On April 13, 1975, four days before the communist reign of terror began, Sydney Schanberg's front-page story in The
New York Times was headlined: "Indochina Without Americans: For Most, A Better Life." In retrospect, perhaps such drastic misjudgments can be partly excused on the grounds that Americans didn't really know what horrors Pol Pot and the Khmer Rouge were capable of.But there will be no such excuse for those who insist on pulling out of Iraq. For they know only too well what horrors Al Qaeda and its jihadist allies are capable of. Beheadings. Suicide bombings. Lynchings. Child murder. Chlorine gas attacks. Bali. Madrid. 7/7.
9/11.
We are in a war with barbarians who proclaim their love of death and revel in the slaughter of innocents -- and are fighting to win. We can choose to settle for defeat in Iraq, but far from ending the war, it will only make it more difficult and deadly. The price Americans will pay if they abandon Iraq will be steep. The price Iraqis pay will be steeper.

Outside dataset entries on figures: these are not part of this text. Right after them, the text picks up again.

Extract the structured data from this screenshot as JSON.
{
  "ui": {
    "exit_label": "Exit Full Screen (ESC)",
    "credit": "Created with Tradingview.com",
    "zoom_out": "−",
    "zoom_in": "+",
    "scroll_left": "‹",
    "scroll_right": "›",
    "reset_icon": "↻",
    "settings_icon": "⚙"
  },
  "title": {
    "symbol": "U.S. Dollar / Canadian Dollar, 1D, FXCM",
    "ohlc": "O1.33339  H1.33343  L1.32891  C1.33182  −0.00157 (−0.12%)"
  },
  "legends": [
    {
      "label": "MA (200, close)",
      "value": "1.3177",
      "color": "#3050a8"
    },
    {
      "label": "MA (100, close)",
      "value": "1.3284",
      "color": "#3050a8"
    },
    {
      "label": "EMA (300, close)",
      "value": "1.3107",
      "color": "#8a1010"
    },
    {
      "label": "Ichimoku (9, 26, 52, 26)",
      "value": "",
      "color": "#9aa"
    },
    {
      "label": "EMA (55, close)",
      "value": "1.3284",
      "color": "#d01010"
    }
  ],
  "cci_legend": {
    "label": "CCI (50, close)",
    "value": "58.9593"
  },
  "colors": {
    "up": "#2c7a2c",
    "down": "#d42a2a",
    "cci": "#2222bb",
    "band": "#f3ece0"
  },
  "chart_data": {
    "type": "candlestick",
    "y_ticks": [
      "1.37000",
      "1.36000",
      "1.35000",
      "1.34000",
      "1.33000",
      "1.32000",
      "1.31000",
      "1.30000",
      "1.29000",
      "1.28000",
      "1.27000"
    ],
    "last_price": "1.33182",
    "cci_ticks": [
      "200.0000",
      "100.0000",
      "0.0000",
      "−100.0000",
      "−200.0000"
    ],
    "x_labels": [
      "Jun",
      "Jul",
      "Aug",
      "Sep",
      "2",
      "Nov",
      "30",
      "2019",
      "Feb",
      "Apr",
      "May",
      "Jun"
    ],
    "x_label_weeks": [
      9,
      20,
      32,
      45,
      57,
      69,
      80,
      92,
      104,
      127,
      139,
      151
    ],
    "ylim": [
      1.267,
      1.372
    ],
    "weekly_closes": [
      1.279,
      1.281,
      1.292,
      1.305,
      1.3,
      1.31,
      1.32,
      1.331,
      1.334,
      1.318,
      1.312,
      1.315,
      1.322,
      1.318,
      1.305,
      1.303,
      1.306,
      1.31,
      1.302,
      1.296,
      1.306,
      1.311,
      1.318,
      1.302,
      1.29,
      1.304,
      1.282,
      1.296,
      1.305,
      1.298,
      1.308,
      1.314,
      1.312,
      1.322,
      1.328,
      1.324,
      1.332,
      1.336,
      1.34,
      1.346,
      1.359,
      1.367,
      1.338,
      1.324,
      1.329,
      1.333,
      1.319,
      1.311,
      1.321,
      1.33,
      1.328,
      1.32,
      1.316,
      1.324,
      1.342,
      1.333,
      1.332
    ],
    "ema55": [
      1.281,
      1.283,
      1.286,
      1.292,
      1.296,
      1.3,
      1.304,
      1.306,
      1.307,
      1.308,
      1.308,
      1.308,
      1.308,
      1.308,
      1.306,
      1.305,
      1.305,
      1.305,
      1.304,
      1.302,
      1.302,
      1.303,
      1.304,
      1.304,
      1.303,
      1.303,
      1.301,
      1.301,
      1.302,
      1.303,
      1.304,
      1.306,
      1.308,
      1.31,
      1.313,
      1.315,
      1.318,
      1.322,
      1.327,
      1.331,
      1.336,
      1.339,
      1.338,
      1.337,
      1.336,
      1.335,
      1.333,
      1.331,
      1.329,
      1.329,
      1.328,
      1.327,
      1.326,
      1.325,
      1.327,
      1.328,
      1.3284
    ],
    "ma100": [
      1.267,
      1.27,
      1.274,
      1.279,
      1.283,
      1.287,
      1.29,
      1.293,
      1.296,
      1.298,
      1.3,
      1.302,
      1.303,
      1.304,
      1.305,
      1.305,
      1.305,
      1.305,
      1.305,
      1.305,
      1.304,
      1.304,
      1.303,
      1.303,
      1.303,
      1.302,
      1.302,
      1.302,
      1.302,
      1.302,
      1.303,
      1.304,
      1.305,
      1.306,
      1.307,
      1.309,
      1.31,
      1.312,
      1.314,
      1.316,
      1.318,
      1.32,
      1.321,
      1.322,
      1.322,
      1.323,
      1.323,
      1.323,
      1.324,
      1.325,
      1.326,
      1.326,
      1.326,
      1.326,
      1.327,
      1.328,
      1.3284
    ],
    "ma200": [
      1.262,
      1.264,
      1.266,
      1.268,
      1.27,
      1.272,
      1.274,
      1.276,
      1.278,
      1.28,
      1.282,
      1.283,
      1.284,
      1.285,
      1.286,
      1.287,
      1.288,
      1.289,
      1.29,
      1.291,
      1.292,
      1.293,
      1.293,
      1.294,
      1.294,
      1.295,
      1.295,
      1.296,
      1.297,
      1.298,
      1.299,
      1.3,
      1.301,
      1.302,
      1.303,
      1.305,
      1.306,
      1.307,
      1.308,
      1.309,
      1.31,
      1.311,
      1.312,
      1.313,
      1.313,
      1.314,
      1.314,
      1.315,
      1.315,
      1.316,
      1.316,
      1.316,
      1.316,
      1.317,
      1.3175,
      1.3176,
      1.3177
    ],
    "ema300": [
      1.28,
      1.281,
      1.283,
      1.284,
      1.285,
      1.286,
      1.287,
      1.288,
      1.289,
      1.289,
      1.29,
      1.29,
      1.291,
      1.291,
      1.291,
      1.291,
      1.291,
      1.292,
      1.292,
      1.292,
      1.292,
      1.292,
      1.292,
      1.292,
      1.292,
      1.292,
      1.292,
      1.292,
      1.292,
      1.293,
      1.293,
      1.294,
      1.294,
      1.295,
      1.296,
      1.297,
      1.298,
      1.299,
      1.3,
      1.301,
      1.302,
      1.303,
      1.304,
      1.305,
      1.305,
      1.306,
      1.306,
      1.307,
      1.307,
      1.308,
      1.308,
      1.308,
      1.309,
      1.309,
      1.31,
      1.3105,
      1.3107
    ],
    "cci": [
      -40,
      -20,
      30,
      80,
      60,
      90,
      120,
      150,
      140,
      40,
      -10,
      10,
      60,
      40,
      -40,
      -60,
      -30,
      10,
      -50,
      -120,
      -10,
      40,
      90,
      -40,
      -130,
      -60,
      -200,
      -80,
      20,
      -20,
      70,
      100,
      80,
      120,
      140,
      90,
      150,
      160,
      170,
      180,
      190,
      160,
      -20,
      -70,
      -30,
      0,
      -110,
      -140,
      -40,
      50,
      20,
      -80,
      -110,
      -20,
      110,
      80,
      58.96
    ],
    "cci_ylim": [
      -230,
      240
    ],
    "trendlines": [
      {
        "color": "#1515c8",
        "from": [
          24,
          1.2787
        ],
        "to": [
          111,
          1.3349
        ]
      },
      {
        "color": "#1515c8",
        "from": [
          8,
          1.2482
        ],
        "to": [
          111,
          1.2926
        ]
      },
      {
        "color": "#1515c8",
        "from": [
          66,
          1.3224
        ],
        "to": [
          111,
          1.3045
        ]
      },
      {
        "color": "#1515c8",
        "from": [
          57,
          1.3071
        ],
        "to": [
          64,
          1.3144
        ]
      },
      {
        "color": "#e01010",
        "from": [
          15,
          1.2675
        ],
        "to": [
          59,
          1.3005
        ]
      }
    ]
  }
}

What is even more cynical about their push for a loss in Iraq is the fact that we are winning the war there now. The enemy has been virtually wiped out in Anbar province where he dominated the area a year ago and intelligence reports suggested it was a lost cause. Similar events are happening all over the country only occasionally interrupted by a spectacular piece of violence against non combatants.